Most of the docs are federal employees, I understand they do use contracted docs sometimes. That may not be correct, it’s just my understanding when they have an extreme shortage in an area. So I would doubt that they can work elsewhere. The other thing is that most of the clinics in the hospital use residents or med school students to do initial intakes, who are then overseen by an attending. So an attending might have 3 or 4 intake folks working for them at a time. Today for example I was seen by a medical school student. I asked where she went but not her year, but from her knowledge I’d bet 4th year. After they do their exam they discuss you with the attending and the attending and intake person come back and may do further exams and discuss with you the outcome, make an prescriptions necessary and tell you when they want you back.
After that I don’t have any more answers for you. Other than for me I’ve been prescribed a few different opioids for my issues and every one of them has varied from not good to very, very, not good. I was given Oxy once after an operation and it was worse than the pain. Not my cup of tea. At all.
Ruckus
@Patient Subzero:
As the pain scale is subjective I can see this. I almost cut off my thumb, once ( a boy can learn, damnit ) 80% of the tendon severed, nerve bundle and artery 100% severed. There was no pain what so ever. Zero. The sewing it back together, that was about an 8 1/2. Maybe 9. I’ve been hit by a truck and that didn’t hurt as bad, but then adrenaline is a wonderful thing.
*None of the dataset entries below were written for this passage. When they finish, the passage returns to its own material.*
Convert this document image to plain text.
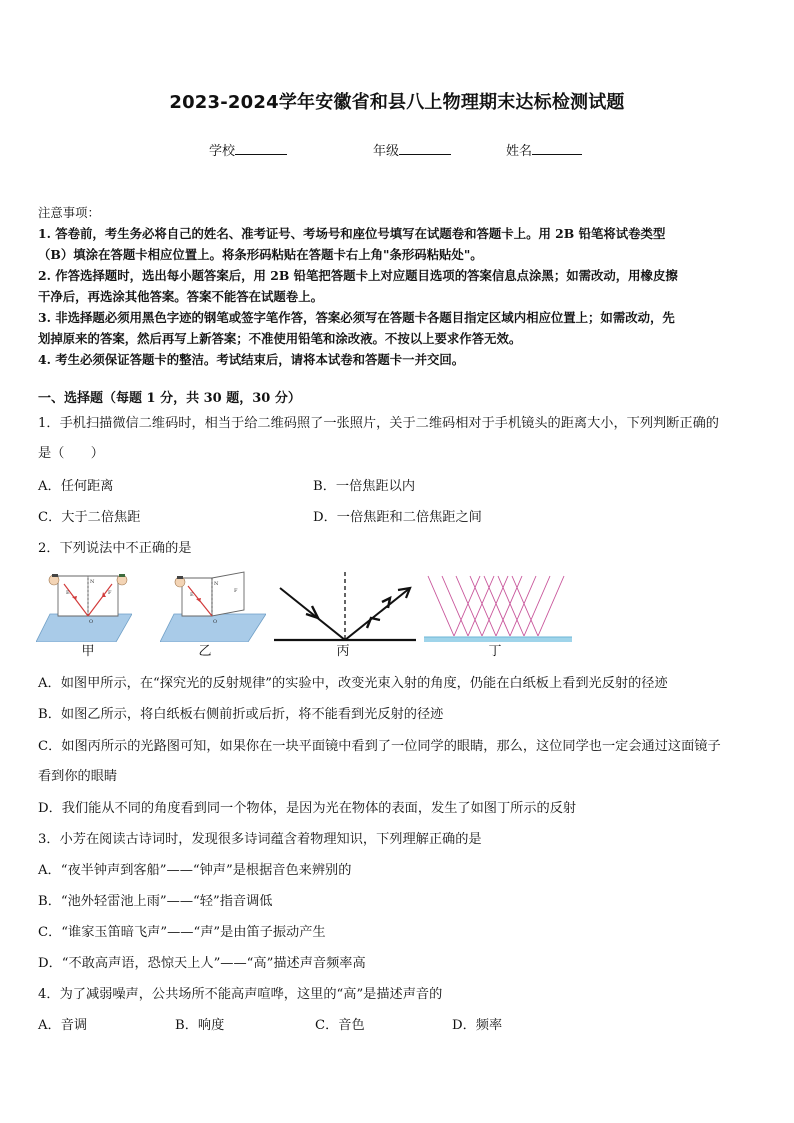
2023-2024学年安徽省和县八上物理期末达标检测试题
学校	年级	姓名

注意事项：

1. 答卷前，考生务必将自己的姓名、准考证号、考场号和座位号填写在试题卷和答题卡上。用 2B 铅笔将试卷类型

（B）填涂在答题卡相应位置上。将条形码粘贴在答题卡右上角"条形码粘贴处"。

2. 作答选择题时，选出每小题答案后，用 2B 铅笔把答题卡上对应题目选项的答案信息点涂黑；如需改动，用橡皮擦

干净后，再选涂其他答案。答案不能答在试题卷上。

3. 非选择题必须用黑色字迹的钢笔或签字笔作答，答案必须写在答题卡各题目指定区域内相应位置上；如需改动，先

划掉原来的答案，然后再写上新答案；不准使用铅笔和涂改液。不按以上要求作答无效。

4. 考生必须保证答题卡的整洁。考试结束后，请将本试卷和答题卡一并交回。

一、选择题（每题 1 分，共 30 题，30 分）
1．手机扫描微信二维码时，相当于给二维码照了一张照片，关于二维码相对于手机镜头的距离大小，下列判断正确的
是（　　）
A．任何距离	B．一倍焦距以内
C．大于二倍焦距	D．一倍焦距和二倍焦距之间
2．下列说法中不正确的是
N
E	F
O
甲
N
E
F
O
乙	丙	丁
A．如图甲所示，在“探究光的反射规律”的实验中，改变光束入射的角度，仍能在白纸板上看到光反射的径迹
B．如图乙所示，将白纸板右侧前折或后折，将不能看到光反射的径迹
C．如图丙所示的光路图可知，如果你在一块平面镜中看到了一位同学的眼睛，那么，这位同学也一定会通过这面镜子
看到你的眼睛
D．我们能从不同的角度看到同一个物体，是因为光在物体的表面，发生了如图丁所示的反射
3．小芳在阅读古诗词时，发现很多诗词蕴含着物理知识，下列理解正确的是
A．“夜半钟声到客船”——“钟声”是根据音色来辨别的
B．“池外轻雷池上雨”——“轻”指音调低
C．“谁家玉笛暗飞声”——“声”是由笛子振动产生
D．“不敢高声语，恐惊天上人”——“高”描述声音频率高
4．为了减弱噪声，公共场所不能高声喧哗，这里的“高”是描述声音的
A．音调	B．响度	C．音色	D．频率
I’ve had migraines that are worse, my personal pain scale goes to 12. The normal 10 is you need be put to sleep to endure the pain. 11 on my scale is I wish someone would just shoot me. 12 is I’d shoot my self if it didn’t hurt so fucking bad to move or even if I could move, and had a gun to get.
Inspectrix
If this isn’t a dead thread…
The VA DoD has a decent pain scale with colors, faces, numbers, and anchoring words that are more useful:
https://www.va.gov/PAINMANAGEMENT/docs/DVPRS_2slides_and_references.pdf
David
@Ruckus:
Depends on the clinic. in some clinics patients are seen directly with an attending and no residents are in the clinic. Other clinics patients are seen with physician extenders, e.g. PA or NP. Depending on the state, physician extenders can be independent practitioners or have to discuss cases with attendings. Some clinics have patients seen with residents and then with the attendings. It’s a function of availability of residents (who often have other duties than seeing outpatients) and physician extenders. None of the attendings I work with only have resident clinics (called teaching clinics). All see patients individually as well.
Worth remembering that medical students have absolutely no standing in the clinic in terms of history and that the attending is expected to verify key portions of the history and exam. Med students can’t prescribe anything and their notes are for the purpose of reviewing how the student writes the note and formulates the situation, not for the purposes of patient care.
Residents have medical licenses and can prescribe medications, but the attending is still considered responsible for the history, exam, plan and orders as well as the outcome.